The police then fired at her and Kanaklata dropped dead on the spot. Mukunda Kakoti then snatched the tricolour from her to protect its honour, only to meet the same fate.

Amidst this bloodshed, the rebellious mass could still unfurl the national flag replacing the Union Jack on the premises, defying the British gunfire.

Recalling all these historic moments, the youngest brother of Kanaklata, Kalicharan Baruah, expressed before this reporter that his sister was an iconic figure who reflected the dignity of Gohpur as well as Assam in the national level.

Baruah, one of the former cadres of the 1966 batch Assam Public Service Examination (APSC) who held a prestigious post in the Department of Industry, Government of Assam, expressed total dissatisfaction over the role played by a section of the electronic media in Assam. He told The Assam Tribune in an interview on the eve of the September 20 Martyrs’ Day that certain biased reports on Kanaklata’s family in the electronic media had indirectly affected the prestige of Kanaklata’s unforgettable contribution to the nation.

“I came back leaving my prestigious job in the Department of Industry in 1977 thinking that at least there must be someone to protect the residence where Kanaklata was born and brought up, which deserves an adequate honour,” said Kalicharan Baruah adding that as a mark of recognition to Kanaklata, a full-size statue of Kanaklata, which was earlier in Gohpur town, has now been erected here at Borongabari centre which was designed by noted artist Padum Gohain in 2001. “I was also provided with a financial help of Rs one lakh in a public meeting by the then Chief Minister Hiteswar Saikia in 1993. Moreover, in 1998 I was invited by the Defence Ministry to inaugurate the Coast Guard Ship Kanaklata at Kolkata”, a beaming Baruah said.
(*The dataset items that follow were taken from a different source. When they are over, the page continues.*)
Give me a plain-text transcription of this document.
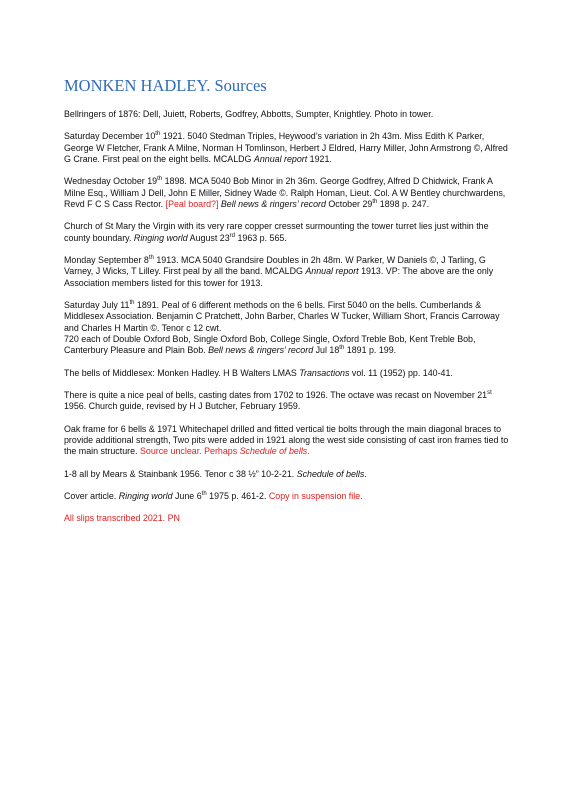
MONKEN HADLEY. Sources

Bellringers of 1876: Dell, Juiett, Roberts, Godfrey, Abbotts, Sumpter, Knightley. Photo in tower.

Saturday December 10th 1921. 5040 Stedman Triples, Heywood’s variation in 2h 43m. Miss Edith K Parker, George W Fletcher, Frank A Milne, Norman H Tomlinson, Herbert J Eldred, Harry Miller, John Armstrong ©, Alfred G Crane. First peal on the eight bells. MCALDG Annual report 1921.

Wednesday October 19th 1898. MCA 5040 Bob Minor in 2h 36m. George Godfrey, Alfred D Chidwick, Frank A Milne Esq., William J Dell, John E Miller, Sidney Wade ©. Ralph Homan, Lieut. Col. A W Bentley churchwardens, Revd F C S Cass Rector. [Peal board?] Bell news & ringers’ record October 29th 1898 p. 247.

Church of St Mary the Virgin with its very rare copper cresset surmounting the tower turret lies just within the county boundary. Ringing world August 23rd 1963 p. 565.

Monday September 8th 1913. MCA 5040 Grandsire Doubles in 2h 48m. W Parker, W Daniels ©, J Tarling, G Varney, J Wicks, T Lilley. First peal by all the band. MCALDG Annual report 1913. VP: The above are the only Association members listed for this tower for 1913.

Saturday July 11th 1891. Peal of 6 different methods on the 6 bells. First 5040 on the bells. Cumberlands & Middlesex Association. Benjamin C Pratchett, John Barber, Charles W Tucker, William Short, Francis Carroway and Charles H Martin ©. Tenor c 12 cwt.
720 each of Double Oxford Bob, Single Oxford Bob, College Single, Oxford Treble Bob, Kent Treble Bob, Canterbury Pleasure and Plain Bob. Bell news & ringers’ record Jul 18th 1891 p. 199.

The bells of Middlesex: Monken Hadley. H B Walters LMAS Transactions vol. 11 (1952) pp. 140-41.

There is quite a nice peal of bells, casting dates from 1702 to 1926. The octave was recast on November 21st 1956. Church guide, revised by H J Butcher, February 1959.

Oak frame for 6 bells & 1971 Whitechapel drilled and fitted vertical tie bolts through the main diagonal braces to provide additional strength, Two pits were added in 1921 along the west side consisting of cast iron frames tied to the main structure. Source unclear. Perhaps Schedule of bells.

1-8 all by Mears & Stainbank 1956. Tenor c 38 ½” 10-2-21. Schedule of bells.

Cover article. Ringing world June 6th 1975 p. 461-2. Copy in suspension file.

All slips transcribed 2021. PN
But the Dhekiajuli episode in which as many as 12 persons, majority of whom from Kawoimari-Barpukhuri, laid down their lives in the hands of the British army on that particular day, tells a different story.

While contacted, Dimchand Bordoloi, secretary of the ‘1942 Freedom Fighters and Martyrs’ Memorial Trust’, expressing strong resentment said that though altogether 12 martyrs’ name were recorded in the gazette notification of the government, the names of many who were killed in the British army firing are yet to be recognised. Habang Kochari, who sustained serious injury in the firing, had to embrace pathetic death due to the dearth of proper treatment. His name is yet to be included in the gazette notification.

“Apart from observing September 20 every year as Martyrs’ Day by political parties and offering a gamosa to the family members of the martyrs, nobody is seen coming forward with a positive approach to establish the value of the martyrs at the national level,” Bordoloi lamented, adding that it has been noticed that on many occasions things go wrong due to bad politics.

Bordoloi, who is a prominent NGO activist here, reminiscing the entire history of the Dhekiajuli episode further stated that it is a matter of regret that Kamala Kanta Das is still unknown to many in Assam. “It is nothing but a severe dishonour to the martyrs,” he rued.

Alleging government negligence in taking initiative to pave the way for national recognition of these less-fortunate martyrs, Bordoloi said the 1942’s Freedom Fighters and Martyrs’ Memorial Trust, formed in 2006, has been working persistently to draw attention of the State government and the Centre towards this issue.